The report, which included this incident among many others as a condemnation of the facility’s failure to protect inmates’ civil rights, pointed out a “powerful code of silence” and an ineffective system for investigating guards’ use of force.
The conditions at facilities like Rikers and Dade Correctional may be extreme, but they are far from unique. As far back as Rodney King’s beating by Los Angeles police two decades ago, video cameras in the hands of the public have brought accountability to law enforcement on our streets. Today, the ubiquity of dash cams, cellphones and private video surveillance puts police on notice that their conduct is being watched and that excesses are liable to be found and punished. Photography and silent video footage is almost always explicitly protected in public spaces; in many places, video recordings with sound are also sheltered by law. The result is generally more responsible policing. It is also easier to weed out false charges of excessive force leveled against officers who are doing their jobs.
Our jails and prisons may be the last bastion of the infamous “blue code of silence,” in which abusive officers lie and dissemble to protect one another. Bharara described a lawless milieu on Rikers where officers do not talk and, from all appearances, their superiors wouldn’t want to know what they might say if they did.
This conduct will not change unless it has to. The best way to chase away whatever hides under a rock is to turn over the rock and shine some light on what lies beneath.
Cameras and microphones ought to be ubiquitous in jails and prisons, where inmates are essentially defenseless against abusive guards, as well as against one another. There ought to be no place where a guard could physically haul a prisoner without a microphone or lens to pick up a scream, a punch or a kick.
The data recorded by these devices should be fed in real time to monitoring centers and databases outside the jails, and preferably beyond the control of corrections department officials who might prefer to remain ignorant of what goes on under their watch.
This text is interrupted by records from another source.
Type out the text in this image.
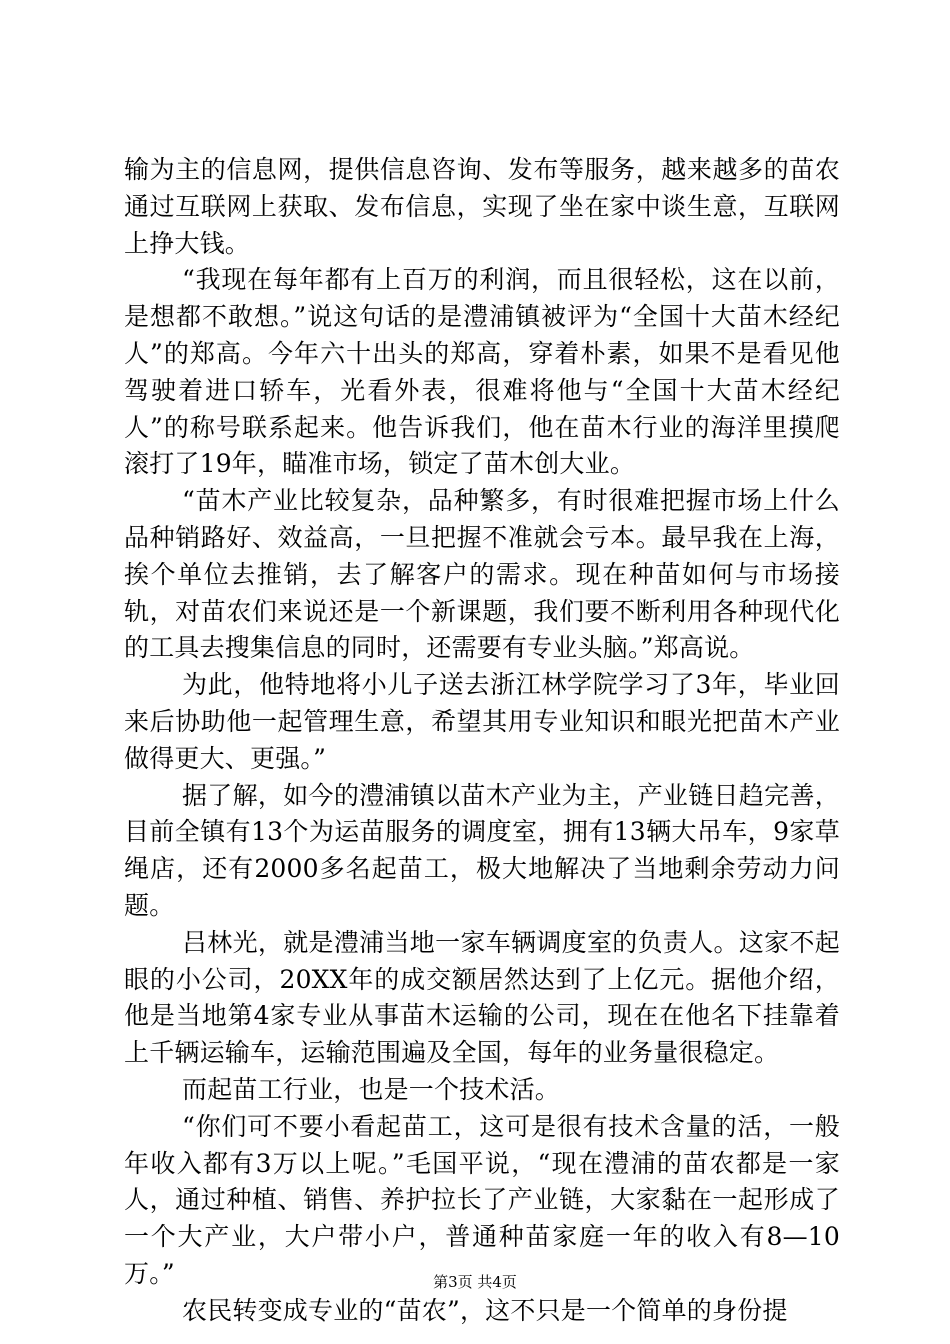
输为主的信息网，提供信息咨询、发布等服务，越来越多的苗农通过互联网上获取、发布信息，实现了坐在家中谈生意，互联网上挣大钱。

“我现在每年都有上百万的利润，而且很轻松，这在以前，是想都不敢想。”说这句话的是澧浦镇被评为“全国十大苗木经纪人”的郑高。今年六十出头的郑高，穿着朴素，如果不是看见他驾驶着进口轿车，光看外表，很难将他与“全国十大苗木经纪人”的称号联系起来。他告诉我们，他在苗木行业的海洋里摸爬滚打了19年，瞄准市场，锁定了苗木创大业。

“苗木产业比较复杂，品种繁多，有时很难把握市场上什么品种销路好、效益高，一旦把握不准就会亏本。最早我在上海，挨个单位去推销，去了解客户的需求。现在种苗如何与市场接轨，对苗农们来说还是一个新课题，我们要不断利用各种现代化的工具去搜集信息的同时，还需要有专业头脑。”郑高说。

为此，他特地将小儿子送去浙江林学院学习了3年，毕业回来后协助他一起管理生意，希望其用专业知识和眼光把苗木产业做得更大、更强。”

据了解，如今的澧浦镇以苗木产业为主，产业链日趋完善，目前全镇有13个为运苗服务的调度室，拥有13辆大吊车，9家草绳店，还有2000多名起苗工，极大地解决了当地剩余劳动力问题。

吕林光，就是澧浦当地一家车辆调度室的负责人。这家不起眼的小公司，20XX年的成交额居然达到了上亿元。据他介绍，他是当地第4家专业从事苗木运输的公司，现在在他名下挂靠着上千辆运输车，运输范围遍及全国，每年的业务量很稳定。

而起苗工行业，也是一个技术活。

“你们可不要小看起苗工，这可是很有技术含量的活，一般年收入都有3万以上呢。”毛国平说，“现在澧浦的苗农都是一家人，通过种植、销售、养护拉长了产业链，大家黏在一起形成了一个大产业，大户带小户，普通种苗家庭一年的收入有8—10万。”

农民转变成专业的“苗农”，这不只是一个简单的身份提

第3页 共4页
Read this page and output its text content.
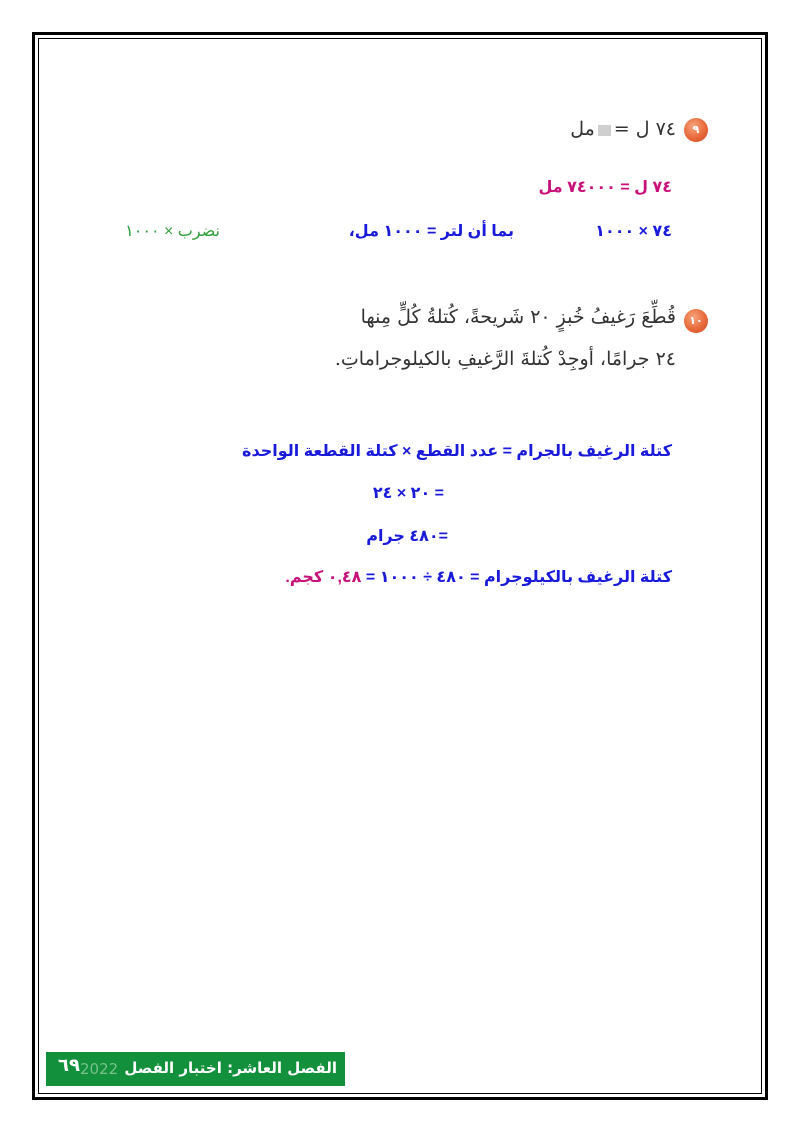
٩
٧٤ ل =مل
٧٤ ل = ٧٤٠٠٠ مل
٧٤ × ١٠٠٠
بما أن لتر = ١٠٠٠ مل،
نضرب × ١٠٠٠
١٠
قُطِّعَ رَغيفُ خُبزٍ ٢٠ شَريحةً، كُتلةُ كُلٍّ مِنها
٢٤ جرامًا، أوجِدْ كُتلةَ الرَّغيفِ بالكيلوجراماتِ.
كتلة الرغيف بالجرام = عدد القطع × كتلة القطعة الواحدة
= ٢٠ × ٢٤
=٤٨٠ جرام
كتلة الرغيف بالكيلوجرام = ٤٨٠ ÷ ١٠٠٠ = ٠,٤٨ كجم.
الفصل العاشر: اختبار الفصل
2022
٦٩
A system like this will not catch all instances of abuse; no system can. Cellphones don’t capture every instance of police misconduct, either. But the fact that such devices exist can put maladjusted officers on notice that their behavior may have consequences, and it can back up the stories of whistleblowers who buck peer pressure to do the right thing.
I’m not unsympathetic to police or corrections officers. On the contrary, they do dangerous work with dangerous people, and they often bear the scars to prove it. Sometimes force is necessary for self-defense or to subdue an individual who poses a threat or an escape risk. But good officers, who risk their own safety and are conscious of their obligations to those who are in their custody, should not be forced to work with sadists and sociopaths who cannot resist the narcotic effects of a little bit of power over a fellow human being.
In New York City, the corrections officers and their union leaders actually believe Rikers belongs to them. They have cowed a series of mayors and corrections officials who simply don’t want to pick a fight in order to defend inmates, who get little public sympathy and almost no public attention.
The sad truth is that the Rikers guards are probably right. The jail really does belong to them. For now, they can do what they want, as long as they can keep it out of sight.